Self-Love Through A Hair Cut
I transformed my lengthy, ash-brown locks to a pixie in May 2019. I wasn’t nervous until I sat in the chair because that’s when a stylist usually asks, “What do you want?” And based on what you tell them, things can go just as planned or take a left turn. But the stylist I chose was fantastic and surprisingly didn’t need too much direction. She didn’t book overlapping appointments, which ensured that her small salon was empty for my appointment, perfect just in case I burst into tears.
The first snip is always the hardest. My hair was sectioned off and clipped in different directions, when finally I heard the shears doing their thing. However, after that first big cut the anxiety simmered and excitement bubbled. I had questions; for example, how often will I need a trim? What are ways I can style it and what products I should use? How long will it take to grow? As she cut my hair, she walked me through aftercare-steps. She even recorded the process for me to watch as many times as I wanted. When everything was over and I looked in the mirrors, I loved it—I loved it even more the next morning when I realized how little it took to get ready. My feelings about my hair have been wishy washy for most of my life. Growing up, it was a pretty big focus for me. I really became conscious of what my hair looked like toward the end of elementary school Length, very specifically, was important to me. It was a part of my identity, it symbolized something. Popular Barbie dolls, my favorite characters on TV, singers— they all had curly or straight long hair. I couldn’t be a girl without it, at least that’s what I told myself. Little did I know that wigs and extensions were often involved in these looks. People I looked up to were also people playing dress up.
There wasn’t much room to experiment with my own thick curly hair. My look was plain until the end of high school because I was limited to plaits, cornrows, pigtails or blow outs. The women in my family are very particular about their hair. They experiment in safe zones, natural hair colors, weaves, braids and wigs. Nothing too outlandish. The most important thing is that their is healthy, of course, which means no crazy hair dyes or long wash days, limiting heat contact and much more. To a younger me, that translated to boring. I would see other girls in my classes with hair that was hot pink, printed, straight, crimped or some other eye-catching style, and I wasn’t allowed to try any of them.
Fast forward to college, I went a little overboard. I took the time to experiment with my hair as much as possible. First, I started with hot reds. Then I moved to bleach and neon colors. Since then, I’ve tried every color imaginable. At first, my sisters weren’t really going for it. They’d voice their fears for my hair’s health, which were valid, but at the time I didn’t care. I was busy exploring. I got to a point where I changed my hair color two to three times a year, and my head felt it. I abandoned most things I learned while growing up about how to take care of my hair. On top of the color, I applied excessive amounts of heat, got regrettable haircuts, razored off strands and so much more. What really did me in was a two-day long process of turning my dark red hair mermaid green. My hair had had enough.

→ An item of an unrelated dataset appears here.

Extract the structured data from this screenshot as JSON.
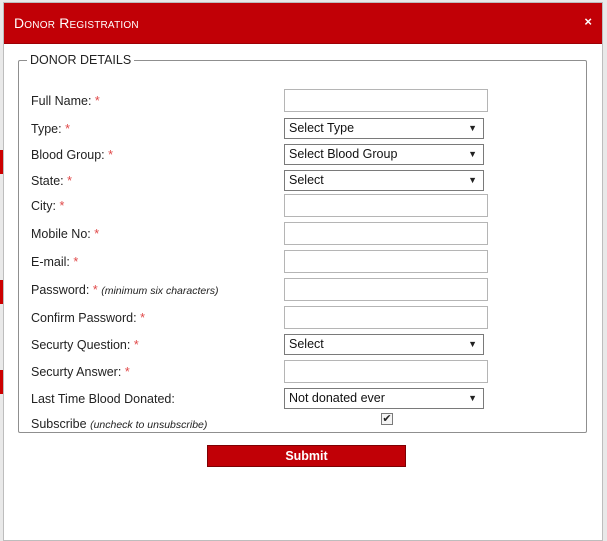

A great deal of breakage, an unexpected haircut and many tears later, I began weaning myself off of hair dyes and heat. The changes were noticeable, I reverted back to my brown locks in what seemed like no time. But it wasn’t the same. I’d ruined my curl pattern, my hair wasn’t as thick and I still had a big chunk of dye I had to grow out, which I ended up just coloring over again. I continued to wear these big buns on my head, getting box braids and blow outs, but in the midst of work, school and every day life, my hair became a giant inconvenience. Honestly, I didn’t feel like combing it. Thinking of hair styles frustrated me. I tended to just go right back to my ol’ trusty bun. And that’s when the big chop happened. I never thought I would be the girl who would cut off all her hair. After all, my first big hair cut ended in tears. Even though it was burdensome, my hair made me feel good and secure. I was scared that chopping it off would: 1) make me look like a boy and 2) drop my self-esteem if I couldn’t pull it off.
A big chop can be intimidating, but coming out on the other end, I felt relieved. I thought I would regret it and feel less like a woman, despite how stupid that sounds. My whole life, my hair was so important and then I got rid of it, surprisingly with no regrets. I actually feel much more feminine without it. In this past year, I’ve switched up my look and am much less afraid to try new things. I’ve invested more in my hair regime and overall don’t feel overwhelmed with my choices.
Recently, I decided to go for a look similar to Prudence from the Chilling Adventures of Sabrina, which required me to cut my hair even shorter and bleach it silver. Risky I know, but this time I went to a well-rated stylist and steered clear from box dye. I also asked a ton of questions after researching online. It took me some time to get my hair back to being this healthy and I wasn’t going to ruin it. Needless to say I, along with the rest of the salon, were very excited to see the end result.
I have never been so pleased with a choice I made about my hair. I was shocked that it looked great, my hair still felt amazing, and it’s even easy for me to maintain. Don’t get me wrong, I do regret some of the bad hair choices that led me to this but I did get a few lessons out of the experience: 1) the risk is not always worth the reward, 2) my hair isn’t me, and 3) having it didn’t make me any more or less of a woman than I am now.